Xu Tianchen, Chen Kun, Li Gen
Bristol Myers Squibb.
Department of Statistics, University of Connecticut.
Ann Appl Stat. 2024 Jun;18(2):1195-1212. doi: 10.1214/23-aoas1830. Epub 2024 Apr 5.
Multivariate longitudinal data are frequently encountered in practice such as in our motivating longitudinal microbiome study. It is of general interest to associate such high-dimensional, longitudinal measures with some univariate continuous outcome. However, incomplete observations are common in a regular study design, as not all samples are measured at every time point, giving rise to the so-called blockwise missing values. Such missing structure imposes significant challenges for association analysis and defies many existing methods that require complete samples. In this paper we propose to represent multivariate longitudinal data as a three-way tensor array (i.e., sample-by-feature-by-time) and exploit a parsimonious scalar-on-tensor regression model for association analysis. We develop a regularized covariance-based estimation procedure that effectively leverages all available observations without imputation. The method achieves variable selection and smooth estimation of time-varying effects. The application to the motivating microbiome study reveals interesting links between the preterm infant's gut microbiome dynamics and their neurodevelopment. Additional numerical studies on synthetic data and a longitudinal aging study further demonstrate the efficacy of the proposed method.
多变量纵向数据在实际中经常遇到,比如在我们具有启发性的纵向微生物组研究中。
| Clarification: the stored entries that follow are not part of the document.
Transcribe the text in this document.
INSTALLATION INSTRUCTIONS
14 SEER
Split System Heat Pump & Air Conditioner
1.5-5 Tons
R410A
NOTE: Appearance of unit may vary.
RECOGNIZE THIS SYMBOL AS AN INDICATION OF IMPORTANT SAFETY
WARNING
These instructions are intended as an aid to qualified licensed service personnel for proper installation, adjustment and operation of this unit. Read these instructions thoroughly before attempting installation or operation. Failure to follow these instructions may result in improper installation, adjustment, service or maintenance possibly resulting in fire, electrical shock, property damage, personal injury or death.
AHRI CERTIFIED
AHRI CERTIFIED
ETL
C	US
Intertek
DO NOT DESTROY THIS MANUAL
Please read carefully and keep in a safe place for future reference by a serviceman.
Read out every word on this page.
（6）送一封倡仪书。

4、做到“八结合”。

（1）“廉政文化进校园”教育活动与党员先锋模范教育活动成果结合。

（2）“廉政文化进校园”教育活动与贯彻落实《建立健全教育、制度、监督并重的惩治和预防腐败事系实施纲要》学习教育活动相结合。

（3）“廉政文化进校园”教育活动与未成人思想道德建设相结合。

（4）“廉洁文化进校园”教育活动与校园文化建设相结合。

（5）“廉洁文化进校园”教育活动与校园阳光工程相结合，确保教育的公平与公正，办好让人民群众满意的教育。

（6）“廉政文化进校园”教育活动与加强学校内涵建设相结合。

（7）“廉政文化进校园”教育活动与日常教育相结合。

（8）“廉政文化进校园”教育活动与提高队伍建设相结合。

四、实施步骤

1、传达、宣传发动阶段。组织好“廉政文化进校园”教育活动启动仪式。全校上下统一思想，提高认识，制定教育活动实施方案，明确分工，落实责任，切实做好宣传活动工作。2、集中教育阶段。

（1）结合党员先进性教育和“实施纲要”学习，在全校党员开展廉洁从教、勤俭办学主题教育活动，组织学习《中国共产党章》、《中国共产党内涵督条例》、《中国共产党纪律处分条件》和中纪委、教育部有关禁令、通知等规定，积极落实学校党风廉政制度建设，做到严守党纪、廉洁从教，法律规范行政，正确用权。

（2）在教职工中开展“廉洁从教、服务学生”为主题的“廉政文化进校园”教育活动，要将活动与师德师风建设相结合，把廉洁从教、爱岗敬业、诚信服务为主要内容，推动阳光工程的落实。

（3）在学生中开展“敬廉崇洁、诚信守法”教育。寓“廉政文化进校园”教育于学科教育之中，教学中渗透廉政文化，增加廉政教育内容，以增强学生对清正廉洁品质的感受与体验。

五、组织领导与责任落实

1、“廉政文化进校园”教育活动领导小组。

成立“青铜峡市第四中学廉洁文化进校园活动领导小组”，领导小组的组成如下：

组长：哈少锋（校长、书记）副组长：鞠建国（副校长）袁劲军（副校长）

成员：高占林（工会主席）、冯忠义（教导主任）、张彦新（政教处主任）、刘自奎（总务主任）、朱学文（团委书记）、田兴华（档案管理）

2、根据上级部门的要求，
将这种高维纵向测量与某个单变量连续结果联系起来是普遍感兴趣的问题。然而,在常规研究设计中不完整观测很常见,因为并非所有样本都在每个时间点进行测量,从而产生了所谓的逐块缺失值。这种缺失结构给关联分析带来了重大挑战,并且使许多需要完整样本的现有方法失效。在本文中,我们建议将多变量纵向数据表示为一个三维张量数组(即样本 - 特征 - 时间),并利用一个简约的标量对张量回归模型进行关联分析。我们开发了一种基于正则化协方差的估计程序,该程序无需插补就能有效利用所有可用观测值。该方法实现了变量选择和时变效应的平滑估计。应用于具有启发性的微生物组研究揭示了早产儿肠道微生物组动态与其神经发育之间有趣的联系。对合成数据和一项纵向衰老研究的额外数值研究进一步证明了所提方法的有效性。